Máscaras e danças. Era assim o Carnaval no Palácio de Queluz

Com cartão, cola e purpurinas, imitam-se as márcaras que faziam as delícias dos cortesãos dos reis de Portugal quando este palácio abriu as portas no final do século XVIII

Tudo começa numa máscara de cartão, com o desenho de uma senhora de cabelo armado ou um senhor de peruca branca. Com fiadas de pérolas, pedrinhas brilhantes e purpurinas imitam-se os penteados do tempo da rainha francesa Maria Antonieta. Um naperon de papel dourado cortado ao meio imita o laço dos nobres do tempo do seu marido, o rei Luís XVI. Os vestidos de princesa e príncipe dão o toque final e faz-se de conta que estamos baile de Carnaval em Versalhes.

Pequeno Versalhes é, de resto, o nome que ainda é dado ao Palácio Nacional de Queluz, onde este domingo e terça, entre as 15.00 e as 17.00, se brinca ao Carnaval, evocando a corte setecentista, dos tempos da inauguração desta residência de verão da família real portuguesa.

Pais e filhos, num total de 60, são recebidos numa das antigas entradas do palácio, agora monumento público, e metem mãos à obra. É hora de fazer a máscara. "Cuidado com a cola", diz o senhor trajada à época que se apresenta como marquês de Queluz. O aviso é para a marquesa, que ajuda a decorar o acessório.

Um pauzinho de madeira servirá para segurar cada uma das máscaras dos participantes mais à frente, quando a festa começar. "Elas servem mais para nos mostrarmos do que para nos escondermos", diz o marquês. Até aqui, e com imaginação, o disfarce pode nascer em qualquer parte. É o que vem a seguir que só é possível fazer no Palácio Nacional de Queluz...
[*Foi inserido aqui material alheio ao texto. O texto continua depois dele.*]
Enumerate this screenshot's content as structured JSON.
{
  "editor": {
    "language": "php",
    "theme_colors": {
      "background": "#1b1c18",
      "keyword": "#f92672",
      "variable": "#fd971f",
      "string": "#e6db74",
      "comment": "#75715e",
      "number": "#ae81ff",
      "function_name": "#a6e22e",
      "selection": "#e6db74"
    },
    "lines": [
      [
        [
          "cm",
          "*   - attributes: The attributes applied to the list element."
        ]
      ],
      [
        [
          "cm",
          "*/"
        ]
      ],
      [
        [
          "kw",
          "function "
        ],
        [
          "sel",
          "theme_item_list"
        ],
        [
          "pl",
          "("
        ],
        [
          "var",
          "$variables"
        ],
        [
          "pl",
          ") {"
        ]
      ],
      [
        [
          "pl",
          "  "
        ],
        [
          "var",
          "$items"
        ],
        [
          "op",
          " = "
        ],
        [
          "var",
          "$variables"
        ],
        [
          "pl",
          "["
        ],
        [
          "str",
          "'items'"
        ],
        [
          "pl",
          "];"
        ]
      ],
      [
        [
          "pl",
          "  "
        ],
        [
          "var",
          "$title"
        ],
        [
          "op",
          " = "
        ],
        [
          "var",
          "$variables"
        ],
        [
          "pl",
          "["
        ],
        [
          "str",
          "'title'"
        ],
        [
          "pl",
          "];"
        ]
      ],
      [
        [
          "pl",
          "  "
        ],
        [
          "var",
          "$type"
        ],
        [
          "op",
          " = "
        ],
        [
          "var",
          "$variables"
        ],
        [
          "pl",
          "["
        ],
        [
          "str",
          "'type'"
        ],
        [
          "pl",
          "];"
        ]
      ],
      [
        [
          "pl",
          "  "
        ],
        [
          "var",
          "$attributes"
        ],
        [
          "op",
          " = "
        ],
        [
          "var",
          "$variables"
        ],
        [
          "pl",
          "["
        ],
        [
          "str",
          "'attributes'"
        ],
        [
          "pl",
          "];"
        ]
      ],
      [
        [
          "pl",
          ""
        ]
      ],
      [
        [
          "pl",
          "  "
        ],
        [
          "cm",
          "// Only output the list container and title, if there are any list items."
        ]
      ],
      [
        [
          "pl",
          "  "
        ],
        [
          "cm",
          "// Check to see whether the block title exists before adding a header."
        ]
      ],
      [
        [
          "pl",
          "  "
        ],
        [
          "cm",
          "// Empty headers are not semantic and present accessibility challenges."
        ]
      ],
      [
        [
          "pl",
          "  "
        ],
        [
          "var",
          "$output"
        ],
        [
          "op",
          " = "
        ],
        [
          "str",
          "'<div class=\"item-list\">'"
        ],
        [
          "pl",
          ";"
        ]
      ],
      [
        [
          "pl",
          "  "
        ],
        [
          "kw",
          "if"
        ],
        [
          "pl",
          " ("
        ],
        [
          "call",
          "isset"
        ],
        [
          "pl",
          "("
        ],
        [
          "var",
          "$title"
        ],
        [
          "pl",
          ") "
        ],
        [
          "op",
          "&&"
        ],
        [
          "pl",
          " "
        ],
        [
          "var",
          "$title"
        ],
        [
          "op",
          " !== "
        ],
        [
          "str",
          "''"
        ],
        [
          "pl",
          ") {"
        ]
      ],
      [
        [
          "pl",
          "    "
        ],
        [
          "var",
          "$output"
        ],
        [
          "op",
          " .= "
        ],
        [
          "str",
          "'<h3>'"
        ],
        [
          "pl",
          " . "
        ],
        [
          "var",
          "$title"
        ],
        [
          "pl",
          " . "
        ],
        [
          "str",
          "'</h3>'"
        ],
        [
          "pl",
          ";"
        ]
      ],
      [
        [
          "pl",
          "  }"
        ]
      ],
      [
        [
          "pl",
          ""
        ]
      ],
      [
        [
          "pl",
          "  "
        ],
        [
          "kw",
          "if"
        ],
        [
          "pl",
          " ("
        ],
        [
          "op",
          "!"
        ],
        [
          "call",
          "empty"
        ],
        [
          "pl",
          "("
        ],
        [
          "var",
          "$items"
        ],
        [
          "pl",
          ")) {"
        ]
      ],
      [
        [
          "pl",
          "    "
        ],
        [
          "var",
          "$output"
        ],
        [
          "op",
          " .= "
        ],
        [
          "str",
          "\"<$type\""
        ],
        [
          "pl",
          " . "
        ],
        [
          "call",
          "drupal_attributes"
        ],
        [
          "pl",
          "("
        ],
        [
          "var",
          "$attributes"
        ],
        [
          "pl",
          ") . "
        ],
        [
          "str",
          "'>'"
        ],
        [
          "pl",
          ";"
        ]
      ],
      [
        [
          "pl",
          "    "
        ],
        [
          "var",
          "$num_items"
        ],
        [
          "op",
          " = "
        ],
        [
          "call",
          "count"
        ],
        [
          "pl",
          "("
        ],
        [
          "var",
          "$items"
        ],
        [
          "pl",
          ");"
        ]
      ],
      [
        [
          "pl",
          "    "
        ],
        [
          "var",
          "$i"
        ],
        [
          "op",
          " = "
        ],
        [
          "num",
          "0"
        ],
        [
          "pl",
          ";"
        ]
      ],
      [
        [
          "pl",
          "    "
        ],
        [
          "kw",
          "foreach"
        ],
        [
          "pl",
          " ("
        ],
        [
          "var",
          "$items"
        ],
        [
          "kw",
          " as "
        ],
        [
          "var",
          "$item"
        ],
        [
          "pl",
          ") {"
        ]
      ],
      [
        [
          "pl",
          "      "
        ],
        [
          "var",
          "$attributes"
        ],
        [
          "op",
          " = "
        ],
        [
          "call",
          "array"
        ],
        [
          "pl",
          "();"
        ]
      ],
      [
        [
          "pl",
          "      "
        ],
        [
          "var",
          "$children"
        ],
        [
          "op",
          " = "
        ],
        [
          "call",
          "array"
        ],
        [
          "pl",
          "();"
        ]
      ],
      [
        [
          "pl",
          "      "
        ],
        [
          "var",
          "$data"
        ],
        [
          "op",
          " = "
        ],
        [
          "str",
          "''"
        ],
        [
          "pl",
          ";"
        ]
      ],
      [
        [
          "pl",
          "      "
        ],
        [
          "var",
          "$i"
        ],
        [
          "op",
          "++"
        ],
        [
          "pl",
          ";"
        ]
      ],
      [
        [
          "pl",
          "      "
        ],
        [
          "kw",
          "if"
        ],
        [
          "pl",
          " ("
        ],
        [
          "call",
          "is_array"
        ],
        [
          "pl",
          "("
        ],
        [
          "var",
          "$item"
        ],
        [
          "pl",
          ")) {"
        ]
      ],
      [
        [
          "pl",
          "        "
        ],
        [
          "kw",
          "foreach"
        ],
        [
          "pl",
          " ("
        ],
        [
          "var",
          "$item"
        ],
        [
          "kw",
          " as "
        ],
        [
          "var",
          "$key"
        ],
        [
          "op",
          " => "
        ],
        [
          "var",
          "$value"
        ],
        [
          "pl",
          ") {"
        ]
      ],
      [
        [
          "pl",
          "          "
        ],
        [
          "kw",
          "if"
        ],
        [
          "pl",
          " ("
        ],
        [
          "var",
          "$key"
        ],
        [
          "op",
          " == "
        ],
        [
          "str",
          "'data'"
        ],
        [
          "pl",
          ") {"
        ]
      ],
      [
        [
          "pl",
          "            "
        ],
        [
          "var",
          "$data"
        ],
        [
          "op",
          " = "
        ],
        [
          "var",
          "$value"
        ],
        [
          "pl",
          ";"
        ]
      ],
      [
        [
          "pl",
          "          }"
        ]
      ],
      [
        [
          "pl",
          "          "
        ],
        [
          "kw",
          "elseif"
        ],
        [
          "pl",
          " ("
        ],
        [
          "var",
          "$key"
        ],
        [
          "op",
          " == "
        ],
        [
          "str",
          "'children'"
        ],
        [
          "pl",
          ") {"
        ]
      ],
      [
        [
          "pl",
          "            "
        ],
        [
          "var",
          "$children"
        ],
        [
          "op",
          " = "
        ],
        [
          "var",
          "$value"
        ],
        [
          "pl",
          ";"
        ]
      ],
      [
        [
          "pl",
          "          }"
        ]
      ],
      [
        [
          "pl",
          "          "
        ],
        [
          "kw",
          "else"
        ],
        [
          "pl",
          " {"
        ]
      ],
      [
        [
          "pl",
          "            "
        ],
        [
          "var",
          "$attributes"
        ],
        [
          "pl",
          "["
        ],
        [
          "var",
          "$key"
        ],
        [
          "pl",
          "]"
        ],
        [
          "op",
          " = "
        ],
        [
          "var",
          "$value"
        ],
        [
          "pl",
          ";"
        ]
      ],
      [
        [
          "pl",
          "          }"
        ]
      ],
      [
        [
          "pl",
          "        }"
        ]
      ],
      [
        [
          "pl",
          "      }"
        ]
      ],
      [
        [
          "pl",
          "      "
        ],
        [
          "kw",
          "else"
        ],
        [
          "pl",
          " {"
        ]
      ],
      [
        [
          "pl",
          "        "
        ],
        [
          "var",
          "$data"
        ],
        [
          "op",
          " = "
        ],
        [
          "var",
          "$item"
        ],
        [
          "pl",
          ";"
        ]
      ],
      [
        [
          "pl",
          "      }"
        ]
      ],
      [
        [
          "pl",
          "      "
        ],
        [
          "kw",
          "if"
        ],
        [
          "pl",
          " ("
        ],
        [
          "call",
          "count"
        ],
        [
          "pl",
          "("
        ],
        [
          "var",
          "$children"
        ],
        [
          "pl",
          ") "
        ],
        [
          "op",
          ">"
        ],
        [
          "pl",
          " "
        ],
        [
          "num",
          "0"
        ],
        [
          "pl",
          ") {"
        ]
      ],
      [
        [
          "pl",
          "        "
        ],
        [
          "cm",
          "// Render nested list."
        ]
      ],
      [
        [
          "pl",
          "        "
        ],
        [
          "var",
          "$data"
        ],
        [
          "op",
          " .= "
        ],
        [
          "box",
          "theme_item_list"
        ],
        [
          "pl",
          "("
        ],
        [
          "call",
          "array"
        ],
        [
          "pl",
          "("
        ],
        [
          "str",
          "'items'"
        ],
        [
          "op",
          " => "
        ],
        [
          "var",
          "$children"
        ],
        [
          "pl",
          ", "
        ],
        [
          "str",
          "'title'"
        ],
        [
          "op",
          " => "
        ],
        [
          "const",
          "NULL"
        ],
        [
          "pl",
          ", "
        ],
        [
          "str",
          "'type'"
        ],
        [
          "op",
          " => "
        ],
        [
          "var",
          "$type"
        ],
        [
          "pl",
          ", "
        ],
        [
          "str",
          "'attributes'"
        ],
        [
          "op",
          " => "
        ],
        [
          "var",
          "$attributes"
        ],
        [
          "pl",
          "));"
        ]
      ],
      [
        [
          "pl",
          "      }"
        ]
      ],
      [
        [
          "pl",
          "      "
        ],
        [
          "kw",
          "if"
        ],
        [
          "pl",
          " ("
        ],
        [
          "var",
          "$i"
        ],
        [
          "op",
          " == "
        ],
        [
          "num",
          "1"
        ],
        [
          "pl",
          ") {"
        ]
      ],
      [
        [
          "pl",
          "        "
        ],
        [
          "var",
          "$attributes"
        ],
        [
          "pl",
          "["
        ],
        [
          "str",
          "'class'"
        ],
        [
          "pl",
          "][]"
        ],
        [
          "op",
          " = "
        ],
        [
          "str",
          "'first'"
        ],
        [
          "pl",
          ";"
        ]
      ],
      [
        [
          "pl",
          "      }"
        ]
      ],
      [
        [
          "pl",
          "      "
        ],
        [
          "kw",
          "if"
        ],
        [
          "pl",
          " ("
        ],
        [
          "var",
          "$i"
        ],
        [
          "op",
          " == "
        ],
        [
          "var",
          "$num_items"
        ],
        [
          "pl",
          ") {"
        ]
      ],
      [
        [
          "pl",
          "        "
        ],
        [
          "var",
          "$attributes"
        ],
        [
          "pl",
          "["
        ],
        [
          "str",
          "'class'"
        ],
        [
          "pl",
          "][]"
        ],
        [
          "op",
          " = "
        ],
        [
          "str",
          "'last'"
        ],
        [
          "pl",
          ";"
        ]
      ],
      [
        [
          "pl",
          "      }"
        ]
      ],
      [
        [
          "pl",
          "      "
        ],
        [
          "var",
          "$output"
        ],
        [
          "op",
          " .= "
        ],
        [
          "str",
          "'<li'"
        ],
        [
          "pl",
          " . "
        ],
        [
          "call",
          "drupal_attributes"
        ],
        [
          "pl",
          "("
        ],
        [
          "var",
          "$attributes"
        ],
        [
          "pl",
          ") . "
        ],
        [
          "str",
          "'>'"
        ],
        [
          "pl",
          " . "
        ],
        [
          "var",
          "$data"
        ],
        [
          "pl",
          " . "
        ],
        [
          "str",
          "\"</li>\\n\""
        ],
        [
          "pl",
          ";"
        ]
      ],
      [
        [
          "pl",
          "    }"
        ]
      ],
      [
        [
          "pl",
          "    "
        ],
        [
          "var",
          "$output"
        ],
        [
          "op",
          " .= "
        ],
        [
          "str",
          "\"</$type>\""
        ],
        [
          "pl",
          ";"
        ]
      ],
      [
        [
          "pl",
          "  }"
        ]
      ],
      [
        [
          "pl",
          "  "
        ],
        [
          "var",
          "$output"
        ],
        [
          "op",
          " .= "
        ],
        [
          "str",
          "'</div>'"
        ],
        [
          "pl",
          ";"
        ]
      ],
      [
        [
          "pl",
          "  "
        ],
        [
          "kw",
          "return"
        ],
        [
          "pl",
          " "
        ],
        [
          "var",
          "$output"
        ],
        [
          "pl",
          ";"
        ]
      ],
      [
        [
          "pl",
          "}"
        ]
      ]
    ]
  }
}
Modinhas na Sala da Música...

Os "marqueses" - ele com a cara pintada de branco, ela com um vestido com armação - imitam os cortesãos da época. Na realidade, ele é animador, ela é atriz, e, dizem ao DN, preferem não sair do papel durante as duas horas pelas quais se prolonga a experiência. "Se insistirem muito nós dizemos que somos "marqueses de Sassoeiros"". A atividade é recomendada para crianças a partir dos seis anos (e sempre acompanhadas por adultos), "mas a que as de quatro já reagem muito bem", explica o anfitrião. As entradas custam 9 euros.

De máscara na mão, os convidados atravessam os corredores do palácio e passam pelos aposentos onde nasceu D. Pedro IV, por onde passou a sua filha, a rainha D. Maria II, e onde os infantes passaram férias de verão. Propriedade Fazenda Nacional a partir de 1908, o palácio ardeu em 1934 e ficou parcialmente destruído. Sobreviveu o corpo central do edifício e a zona norte ficou reduzida ao piso térreo após a reconstrução.

A Sala da Música, com o respetivo piano, reabriu em 2001, e é lá os convidados fazem a primeira paragem para ouvir quatro modinhas "adocicadas com o sotaque do Brasil", como diz o marquês. Evocam os tempos em que a família real viveu no Brasil.

...E dança barroca na Sala do Trono

O caminho continua até uma das dependências mais nobres e conhecidas do Palácio Nacional de Queluz, a Sala do Trono, aquela onde se fazem banquetes para os chefes de Estado que visitam Portugal. É aqui que os marques fazem uma entrée de minuet, e convidam os presentes a aprenderem um passo. "A dança barroca não é fácil", admite. Mas, prometem ambos, o passo é simples.

Os próprios animadores receberam aulas. "A nossa professora foi a Isabel Gonzaga do Conservatório Nacional de Dança. Algumas composições não têm notação da dança, são originais [de Isabel Gonzaga], segundo o código de dança da época". Uma época em que o gosto é moldado à francesa e em que "dentro da gramática das várias artes que o cortesão devia dominar, estava a dança", completa o marquês. De mão dada com a marquesa, faz a última dança.